It was a Friday afternoon, and the hot, northwest Texas sun was beating down on students as they walked to and from classes along the broad Engineering Key at Texas Tech University. A small folding table stood along the way, a lone figure standing near it. A smiling rabbi, black fedora perched on his head, sleeves rolled up in the Texas heat, asked student after student, “Excuse me, are you Jewish?”
Of the more than 40,000 students at Texas Tech this year, some 400 are Jewish. That Friday on the Key, they found a welcome sight.
Chabad had come to Lubbock, Texas.
Rabbi Zalman and Chana Liba Braun moved to Lubbock earlier this year, to serve the needs of Jewish students at Texas Tech as well as the local Jewish community. With a population of 250,000, Lubbock was the largest remaining U.S. city without a Chabad presence.
Lubbock’s Jewish community traces its roots to the early 1900s, when a Jewish couple opened a dry goods store in the then-tiny town along the Santa Fe Railroad. Today, several hundred Jewish people call the city home. Andrea Herrera is one of them.

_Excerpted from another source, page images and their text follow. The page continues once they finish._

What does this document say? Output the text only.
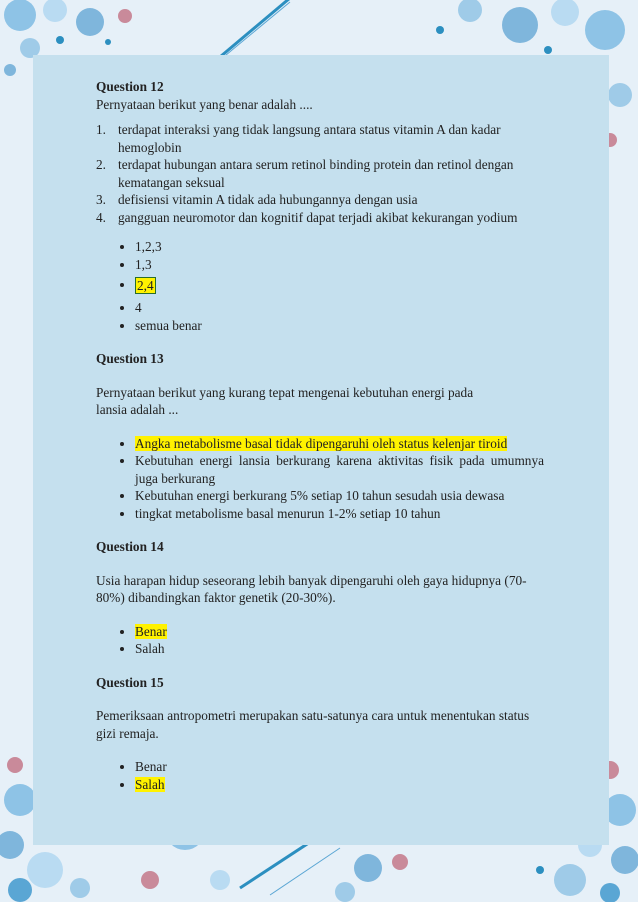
Question 12

Pernyataan berikut yang benar adalah ....

1. terdapat interaksi yang tidak langsung antara status vitamin A dan kadar hemoglobin
2. terdapat hubungan antara serum retinol binding protein dan retinol dengan kematangan seksual
3. defisiensi vitamin A tidak ada hubungannya dengan usia
4. gangguan neuromotor dan kognitif dapat terjadi akibat kekurangan yodium
1,2,3
1,3
2,4
4
semua benar

Question 13

Pernyataan berikut yang kurang tepat mengenai kebutuhan energi pada lansia adalah ...

Angka metabolisme basal tidak dipengaruhi oleh status kelenjar tiroid
Kebutuhan energi lansia berkurang karena aktivitas fisik pada umumnya juga berkurang
Kebutuhan energi berkurang 5% setiap 10 tahun sesudah usia dewasa
tingkat metabolisme basal menurun 1-2% setiap 10 tahun

Question 14

Usia harapan hidup seseorang lebih banyak dipengaruhi oleh gaya hidupnya (70-80%) dibandingkan faktor genetik (20-30%).

Benar
Salah

Question 15

Pemeriksaan antropometri merupakan satu-satunya cara untuk menentukan status gizi remaja.

Benar
Salah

When the Brauns first visited Lubbock, Herrera and her husband Alex met them for coffee. “We spent an hour and a half kibitzing,” Herrera recalled. “They were trying to decide whether to move here.”
It wasn’t an easy decision. Lubbock is five hours away from the nearest Chabad house, hundreds of miles from the closest kosher supermarket or mikvah. But here was a community excited to welcome a new rabbi and rebbetzin. Here was a college — the sixth-largest in the state — that had never had Jewish infrastructure in its nearly century-long history.
The Brauns visited again, this time on Chanukah. They held a public menorah lighting on campus at Red Raider Plaza, and another at South Plains Mall, where the nascent Chabad center was greeted by Mayor Tray Payne and other public officials.
“It was very well attended, very public—it was wonderful,” Herrera said. “It was then that I began to realize that they were considering moving here.”
The Brauns hit the ground running, with a Purim party, Passover Seders, High Holiday services and Shabbat dinners. Jewish students welcomed the new Jewish presence on campus—eight of whom even joined the annual Chabad on Campus Shabbaton in New York, last week.
Nowadays, Chabad’s table on campus at Texas Tech is becoming a familiar sight, as Jewish pride takes off in northwest Texas.